In a similar vein, Williams rejects the conventional description of Māori creation stories as “myths”, preferring to describe them as “traditions”. She is correct that these accounts of how the world came into being are indeed an inherited tradition, but this does nothing to negate the fact that they are also manifestly mythological. And elsewhere, Williams refers to the “weaknesses and biases” of 19th Century European historiography, but does not apply the same measure to traditional oral histories. There are also traces of presentism in some sections of the book. For example, Williams castigates 19th Century Europeans for portraying Māori as “savages”. This seems right according to our 21st Century sensibilities, but for much of the colonial era, “savage” was used simply as a synonym for indigenous, without the derogatory overtones it later acquired.

There is also occasionally a tendency to universalism in the book. For example, in the conclusion, Williams writes that “Tāne ascended to the heavens to retrieve the three baskets of knowledge … These baskets are te kete tuauri (sacred knowledge/light), te kete tuatea (ancestral knowledge/darkness), and te kete aronui (knowledge in front of us/pursuit). These baskets are thought never to be full, and thus there is always room for further knowledge.” All this is correct, except that it does not apply to all iwi. Some Ngāi Tūhoe hapū, for example, believe that there was just one basket of knowledge, and at least one Ngāpuhi hapū has no mention of any baskets of knowledge in their creation myths. This might seem to be a minor issue, but it points to distinctions in hapū oral histories that are important to recognise and maintain.

Such quibbles aside, Williams’s Polynesia 900-1600 deserves high praise. In one sense, it is a book that summarily reviews one of the longest periods in our country’s history. Yet, as I finished this work, it felt more like a deeply perceptive historical manifesto than a perfunctory survey.
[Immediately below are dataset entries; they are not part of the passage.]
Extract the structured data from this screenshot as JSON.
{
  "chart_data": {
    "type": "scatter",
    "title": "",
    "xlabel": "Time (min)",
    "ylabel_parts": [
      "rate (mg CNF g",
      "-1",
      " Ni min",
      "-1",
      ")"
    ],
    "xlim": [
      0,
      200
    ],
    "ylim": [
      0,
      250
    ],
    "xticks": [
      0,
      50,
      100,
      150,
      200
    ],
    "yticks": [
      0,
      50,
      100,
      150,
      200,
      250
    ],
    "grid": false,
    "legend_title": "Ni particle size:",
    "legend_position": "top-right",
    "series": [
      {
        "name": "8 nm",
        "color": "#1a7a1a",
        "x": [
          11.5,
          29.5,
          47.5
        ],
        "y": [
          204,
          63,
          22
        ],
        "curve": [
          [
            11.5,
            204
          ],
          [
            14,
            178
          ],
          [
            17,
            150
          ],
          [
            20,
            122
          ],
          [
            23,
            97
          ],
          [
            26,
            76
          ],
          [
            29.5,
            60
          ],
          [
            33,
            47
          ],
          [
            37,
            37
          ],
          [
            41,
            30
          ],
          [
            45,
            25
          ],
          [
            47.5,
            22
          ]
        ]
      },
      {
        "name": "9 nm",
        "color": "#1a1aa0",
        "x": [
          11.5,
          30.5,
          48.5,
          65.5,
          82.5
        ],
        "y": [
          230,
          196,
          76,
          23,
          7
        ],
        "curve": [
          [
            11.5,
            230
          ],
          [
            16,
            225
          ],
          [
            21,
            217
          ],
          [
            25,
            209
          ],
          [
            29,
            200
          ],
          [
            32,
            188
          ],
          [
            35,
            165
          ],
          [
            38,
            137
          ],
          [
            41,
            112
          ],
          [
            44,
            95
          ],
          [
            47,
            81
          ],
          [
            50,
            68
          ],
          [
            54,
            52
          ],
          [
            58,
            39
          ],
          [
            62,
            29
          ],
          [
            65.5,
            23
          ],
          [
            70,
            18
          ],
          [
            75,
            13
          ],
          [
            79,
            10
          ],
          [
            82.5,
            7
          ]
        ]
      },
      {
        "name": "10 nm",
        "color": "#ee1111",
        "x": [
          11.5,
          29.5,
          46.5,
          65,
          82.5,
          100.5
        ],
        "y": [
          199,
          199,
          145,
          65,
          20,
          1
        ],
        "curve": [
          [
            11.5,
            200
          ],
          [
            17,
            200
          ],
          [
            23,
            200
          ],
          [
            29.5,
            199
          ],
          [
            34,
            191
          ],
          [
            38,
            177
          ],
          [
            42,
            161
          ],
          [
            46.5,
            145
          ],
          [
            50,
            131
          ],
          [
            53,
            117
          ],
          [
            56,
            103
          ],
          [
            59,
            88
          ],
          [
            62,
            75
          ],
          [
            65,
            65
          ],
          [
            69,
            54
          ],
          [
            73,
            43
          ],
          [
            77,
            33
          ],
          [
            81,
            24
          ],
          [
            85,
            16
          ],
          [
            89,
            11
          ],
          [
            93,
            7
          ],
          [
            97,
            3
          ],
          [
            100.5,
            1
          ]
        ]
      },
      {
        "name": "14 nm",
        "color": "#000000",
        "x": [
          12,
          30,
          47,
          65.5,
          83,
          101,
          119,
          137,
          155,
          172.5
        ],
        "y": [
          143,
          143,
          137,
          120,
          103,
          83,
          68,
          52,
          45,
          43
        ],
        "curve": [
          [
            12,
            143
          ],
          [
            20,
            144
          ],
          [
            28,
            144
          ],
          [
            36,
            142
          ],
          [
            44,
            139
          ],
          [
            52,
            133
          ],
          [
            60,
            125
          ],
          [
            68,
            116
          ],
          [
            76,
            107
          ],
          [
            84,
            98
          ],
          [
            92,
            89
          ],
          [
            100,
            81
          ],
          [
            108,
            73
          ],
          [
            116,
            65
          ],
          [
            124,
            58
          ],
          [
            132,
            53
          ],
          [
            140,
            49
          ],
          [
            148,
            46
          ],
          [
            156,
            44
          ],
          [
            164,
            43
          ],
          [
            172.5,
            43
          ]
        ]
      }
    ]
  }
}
Perhaps Williams’ greatest feat is the alchemic way she takes base history, and turns it into something that challenges, informs, provokes, and ultimately, shapes our thinking on the subjects she addresses.  And in an age with an appetite for instant answers, and a growing fetish with the eternal present, this considered view of a long history, carefully curated, and wonderfully articulated, is just the sort of cultural corrective we need at this moment.